Port Rush, Northern Ireland

It was surprising to discover whist in Ireland just how interconnected ones mood is with the weather. You can be arrogant enough to think you are above such influence, but after weeks of overcast, drizzly, cold weather – it does eventually start to wear thin. This was really brought home to me when I found myself skipping through the forest one day simply because the sun was shining.  In the dull weather you find yourself censoring what you take photos of, you can be looking at something pretty impressive but know that no photo in overcast weather would ever do it justice, so you simply don’t bother. On the worst days, it was often not so cold or wet but simply so foggy that there was no point in even going out as you wouldn’t see anything at all. Fortunately we had enough days that weren’t foggy to experience the beauty of the landscape in Ireland. Within the first couple days it was easy to see why Ireland is the home of the green Leprechaun and the pot of gold at the end of the rainbow. The colour of the green through the landscape is vibrant and lush, just the colour of those funny little guys, and there is so much rain that rainbows are a constant in the sky, well when the rain lets up enough to let the sun shine through.

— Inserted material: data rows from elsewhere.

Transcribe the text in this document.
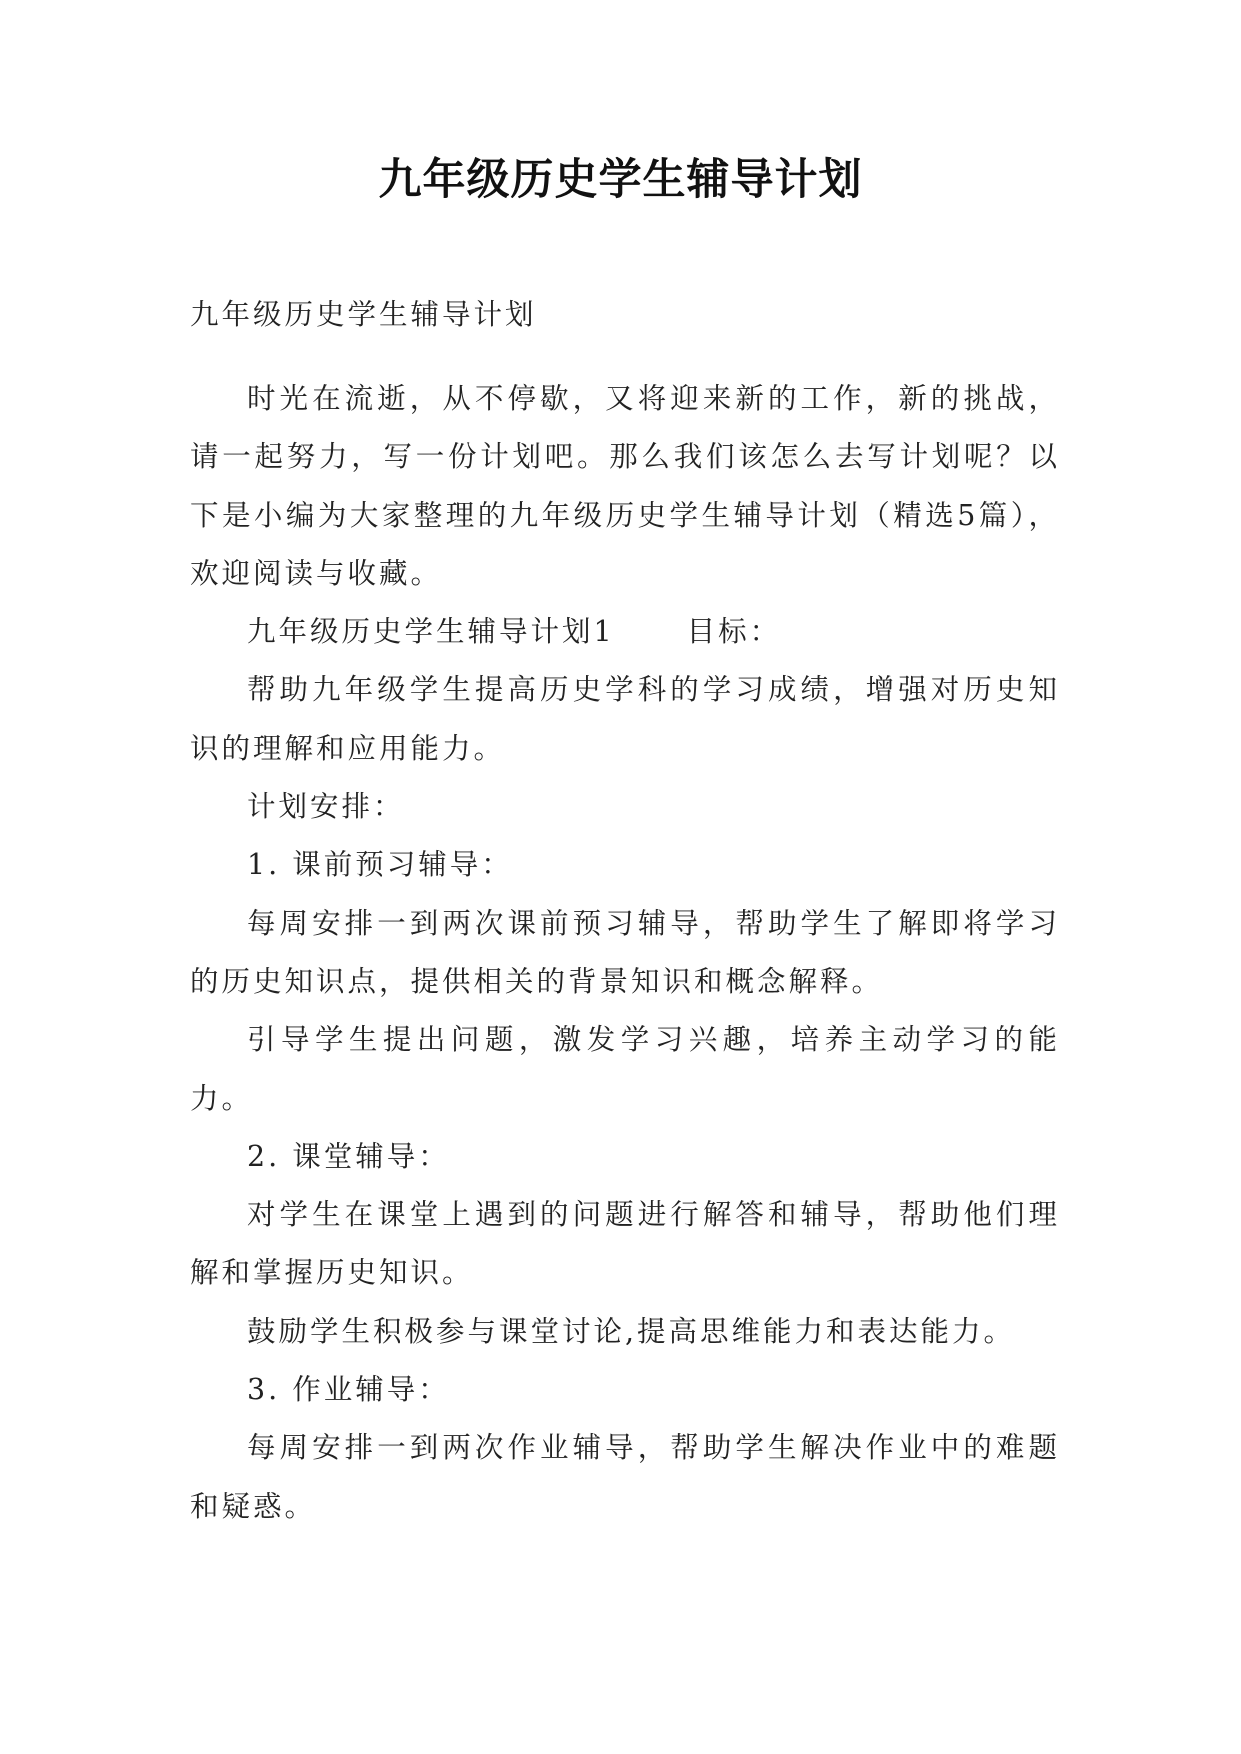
九年级历史学生辅导计划

九年级历史学生辅导计划

时光在流逝，从不停歇，又将迎来新的工作，新的挑战，请一起努力，写一份计划吧。那么我们该怎么去写计划呢？以下是小编为大家整理的九年级历史学生辅导计划（精选5篇），欢迎阅读与收藏。

九年级历史学生辅导计划1	目标：

帮助九年级学生提高历史学科的学习成绩，增强对历史知识的理解和应用能力。

计划安排：

1. 课前预习辅导：

每周安排一到两次课前预习辅导，帮助学生了解即将学习的历史知识点，提供相关的背景知识和概念解释。

引导学生提出问题，激发学习兴趣，培养主动学习的能力。

2. 课堂辅导：

对学生在课堂上遇到的问题进行解答和辅导，帮助他们理解和掌握历史知识。

鼓励学生积极参与课堂讨论,提高思维能力和表达能力。

3. 作业辅导：

每周安排一到两次作业辅导，帮助学生解决作业中的难题和疑惑。
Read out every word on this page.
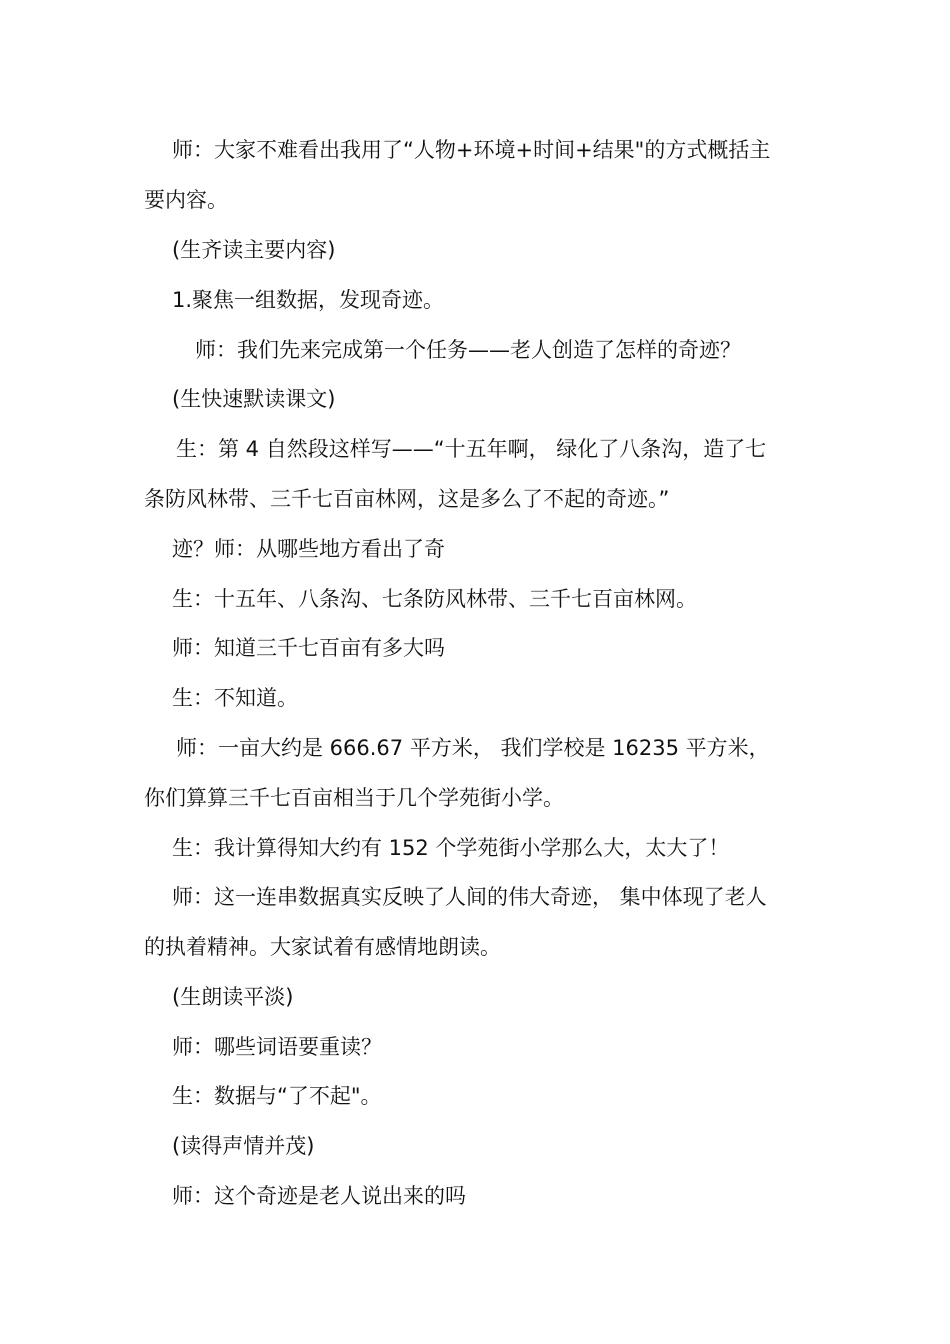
师：大家不难看出我用了“人物+环境+时间+结果"的方式概括主
要内容。
(生齐读主要内容)
1.聚焦一组数据，发现奇迹。
师：我们先来完成第一个任务——老人创造了怎样的奇迹？
(生快速默读课文)
生：第 4 自然段这样写——“十五年啊， 绿化了八条沟，造了七
条防风林带、三千七百亩林网，这是多么了不起的奇迹。”
迹？师：从哪些地方看出了奇
生：十五年、八条沟、七条防风林带、三千七百亩林网。
师：知道三千七百亩有多大吗
生：不知道。
师：一亩大约是 666.67 平方米， 我们学校是 16235 平方米，
你们算算三千七百亩相当于几个学苑街小学。
生：我计算得知大约有 152 个学苑街小学那么大，太大了！
师：这一连串数据真实反映了人间的伟大奇迹， 集中体现了老人
的执着精神。大家试着有感情地朗读。
(生朗读平淡)
师：哪些词语要重读？
生：数据与“了不起"。
(读得声情并茂)
师：这个奇迹是老人说出来的吗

We started our time in Ireland with a week in the North, revisiting sites we had seen 11 years ago, wanting to share them with the children. We spent a day at the Giants Causeway and Craig photographed me and the children in the exact location Craig had photographed me previously. It provided an opportunity for reflection on the passing of time, and from which frame of reference you are considering it. For me as an individual it has been 11 years of constant changes and despite not looking very different from the exterior (photo taken from far enough away that the markers of age are indiscernible), I feel like a very different person for the many lessons I have learnt as a mother, and simply with more life experience. I have a much greater appreciation for just how little I understand of life and yet, for the rocks I was photographed in front of, the time that has passed should have been inconsequential in the span of their existence, so it was interesting to see subtle evidence of change within the landscape. Mostly as a result of people, and I wonder what the consequences are of our presence in many of the places we have visited, adding to the numbers of visitors past, verses the value of the tourist dollar to local communities. I was reading an article about the manatees in Florida and it presented an interesting conundrum - public profile of threatened species creating interest and people want to visit and see them, thus increasing the threat levels but provide funding to help, etc etc… I doubt we would ever visit them, but our presence impacts on every tourist attraction and local community we choose to visit. Ethical tourism, food for thought.


While staying in the north our house was beside a horse riding school and, being the over indulgent parents that we are, the older 3 had the opportunity to have lessons. They had such a good time they begged to have another ride the next day, so while waiting for their afternoon lesson before we headed south we took a drive to Derry. I was keen to see the Bogside Murals and have an opportunity to introduce the history of the conflict in Northern Ireland to the children. Unsurprisingly it was a rainy and cold day but the murals resonated with the children in a way other memorials haven’t. We heard on the radio that afternoon as we headed for southern Ireland that in Derry that day there had been a bomb threat, and then several weeks later there was several nail bombs discovered on the road into town. So I’ve spent some time thinking about what it is that makes the vast majority of Ireland safe, while little pockets exist where there is such anger and injustice felt that peace is inconceivable. A little look into Irish history has provided some explanation, but I still struggle to understand such anger and hostility in a country of relative wealth and prosperity.


Always things to mull over after a trip to Ireland.